The defendants filed a petition for a writ of mandamus or of prohibition in the United States Court of Appeals for the Sixth Circuit, directing the District Court to vacate its order and retain the case. The Sixth Circuit dismissed the petition, relying on 28 U.S.C. § 1447(d), which provides that with one inapplicable exception, "[a]n order remanding a case to the State court from which it was removed is not reviewable on appeal or otherwise."

The defendants then sought review by the Supreme Court, which granted certiorari.

==Opinion of the Court==
Justice Byron R. White wrote the opinion of the Court, which was joined by Justices William Brennan, Thurgood Marshall, Harry Blackmun, and Lewis Powell. The Court first addressed whether section 1447(d) barred review of the District Court's removal order.
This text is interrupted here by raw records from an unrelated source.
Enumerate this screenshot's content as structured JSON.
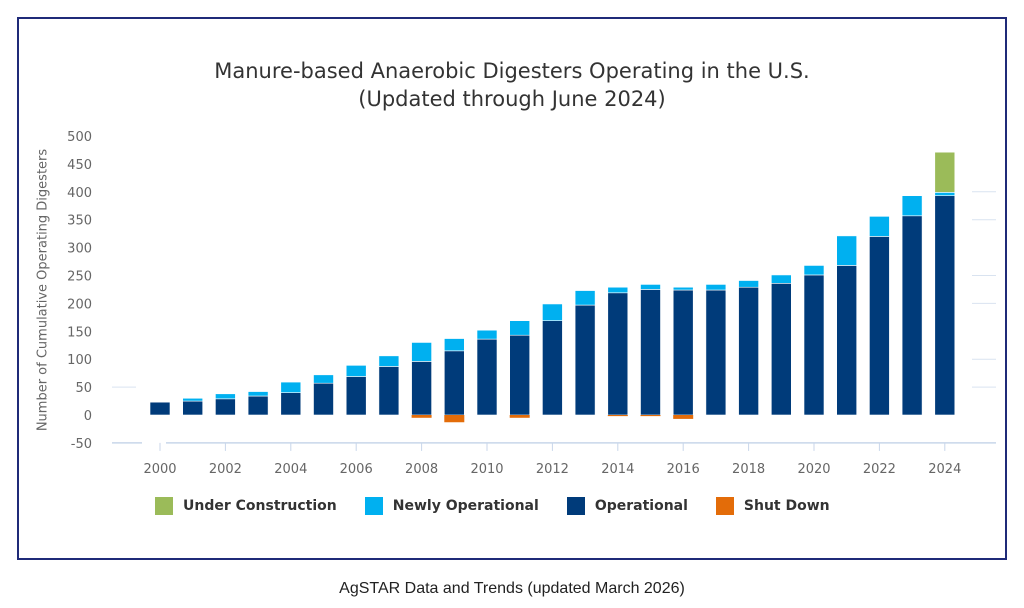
{
  "caption": "AgSTAR Data and Trends (updated March 2026)",
  "colors": {
    "under_construction": "#9bbb59",
    "newly_operational": "#00b0f0",
    "operational": "#003b7a",
    "shut_down": "#e36c09",
    "frame": "#1f2a78",
    "grid": "#d9e3f0"
  },
  "chart_data": {
    "type": "bar",
    "stacked": true,
    "title": "Manure-based Anaerobic Digesters Operating in the U.S.",
    "subtitle": "(Updated through June 2024)",
    "xlabel": "",
    "ylabel": "Number of Cumulative Operating Digesters",
    "ylim": [
      -50,
      500
    ],
    "yticks": [
      "500",
      "450",
      "400",
      "350",
      "300",
      "250",
      "200",
      "150",
      "100",
      "50",
      "0",
      "-50"
    ],
    "ytick_values": [
      500,
      450,
      400,
      350,
      300,
      250,
      200,
      150,
      100,
      50,
      0,
      -50
    ],
    "categories": [
      "2000",
      "2001",
      "2002",
      "2003",
      "2004",
      "2005",
      "2006",
      "2007",
      "2008",
      "2009",
      "2010",
      "2011",
      "2012",
      "2013",
      "2014",
      "2015",
      "2016",
      "2017",
      "2018",
      "2019",
      "2020",
      "2021",
      "2022",
      "2023",
      "2024"
    ],
    "xtick_labels": [
      "2000",
      "2002",
      "2004",
      "2006",
      "2008",
      "2010",
      "2012",
      "2014",
      "2016",
      "2018",
      "2020",
      "2022",
      "2024"
    ],
    "legend_position": "bottom",
    "series": [
      {
        "name": "Under Construction",
        "key": "under_construction",
        "values": [
          0,
          0,
          0,
          0,
          0,
          0,
          0,
          0,
          0,
          0,
          0,
          0,
          0,
          0,
          0,
          0,
          0,
          0,
          0,
          0,
          0,
          0,
          0,
          0,
          72
        ]
      },
      {
        "name": "Newly Operational",
        "key": "newly_operational",
        "values": [
          0,
          5,
          9,
          8,
          19,
          15,
          20,
          19,
          34,
          22,
          16,
          26,
          30,
          26,
          10,
          9,
          5,
          10,
          12,
          15,
          17,
          53,
          36,
          36,
          6
        ]
      },
      {
        "name": "Operational",
        "key": "operational",
        "values": [
          23,
          25,
          29,
          34,
          40,
          57,
          69,
          87,
          96,
          115,
          136,
          143,
          169,
          197,
          219,
          225,
          224,
          224,
          229,
          236,
          251,
          268,
          320,
          357,
          393
        ]
      },
      {
        "name": "Shut Down",
        "key": "shut_down",
        "values": [
          0,
          0,
          0,
          0,
          0,
          0,
          0,
          0,
          -5,
          -13,
          0,
          -5,
          0,
          0,
          -2,
          -2,
          -7,
          0,
          0,
          0,
          0,
          0,
          0,
          0,
          0
        ]
      }
    ]
  }
}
In concluding that it did not, the Court reasoned that a District Court's power to remand a case derives from 28 U.S.C. § 1447(c), which provides that "[i]f at any time before final judgment it appears that the case was removed improvidently and without jurisdiction, the district court shall remand the case."

Here, the District Court never found that this case had been removed to it "improvidently" or "without jurisdiction." Rather, the district court remanded the case to state court based on its "heavy docket," which was a consideration "wholly different from those upon which § 1447(c) permits remand." Reviewing the history and language of the removal statute, the Court concluded that sections 1447(c) and (d) must be considered together, so that a remand order unauthorized under section 1447(c) is not subject to the limitation of review under section 1447(d).
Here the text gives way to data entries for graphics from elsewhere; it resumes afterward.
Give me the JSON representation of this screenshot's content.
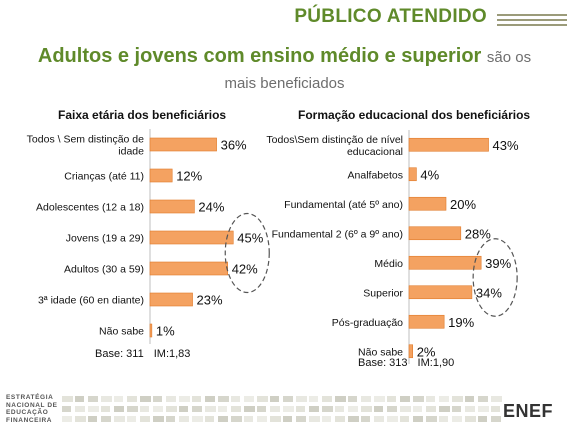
{
  "header": {
    "title": "PÚBLICO ATENDIDO",
    "headline_main": "Adultos e jovens com ensino médio e superior",
    "headline_suffix": "são os mais beneficiados"
  },
  "colors": {
    "accent_green": "#5f8a2a",
    "bar_fill": "#f4a261",
    "bar_edge": "#e07b2a"
  },
  "footer": {
    "org_lines": [
      "ESTRATÉGIA",
      "NACIONAL DE",
      "EDUCAÇÃO",
      "FINANCEIRA"
    ],
    "logo": "ENEF"
  },
  "chart_data": [
    {
      "type": "bar",
      "orientation": "horizontal",
      "title": "Faixa etária dos beneficiários",
      "categories": [
        [
          "Todos \\ Sem distinção de",
          "idade"
        ],
        [
          "Crianças (até 11)"
        ],
        [
          "Adolescentes (12 a 18)"
        ],
        [
          "Jovens (19 a 29)"
        ],
        [
          "Adultos (30 a 59)"
        ],
        [
          "3ª idade (60 en diante)"
        ],
        [
          "Não sabe"
        ]
      ],
      "values": [
        36,
        12,
        24,
        45,
        42,
        23,
        1
      ],
      "value_labels": [
        "36%",
        "12%",
        "24%",
        "45%",
        "42%",
        "23%",
        "1%"
      ],
      "unit": "%",
      "highlight": [
        3,
        4
      ],
      "base_text": "Base: 311",
      "im_text": "IM:1,83"
    },
    {
      "type": "bar",
      "orientation": "horizontal",
      "title": "Formação educacional dos beneficiários",
      "categories": [
        [
          "Todos\\Sem distinção de nível",
          "educacional"
        ],
        [
          "Analfabetos"
        ],
        [
          "Fundamental (até 5º ano)"
        ],
        [
          "Fundamental 2 (6º a 9º ano)"
        ],
        [
          "Médio"
        ],
        [
          "Superior"
        ],
        [
          "Pós-graduação"
        ],
        [
          "Não sabe"
        ]
      ],
      "values": [
        43,
        4,
        20,
        28,
        39,
        34,
        19,
        2
      ],
      "value_labels": [
        "43%",
        "4%",
        "20%",
        "28%",
        "39%",
        "34%",
        "19%",
        "2%"
      ],
      "unit": "%",
      "highlight": [
        4,
        5
      ],
      "base_text": "Base: 313",
      "im_text": "IM:1,90"
    }
  ]
}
The Court then granted the writ of mandamus sought by the parties, because the District Court was required to entertain the removed action, and there was no other procedural means by which the parties could obtain review of its refusal to do so.

==Dissenting opinion==
Justice William Rehnquist wrote a dissenting opinion, joined by Chief Justice Warren Burger and Justice Potter Stewart. In Rehnquist's view, the Court of Appeals correctly determined that it was without jurisdiction to review the remand order under the express command of Section 1447(d).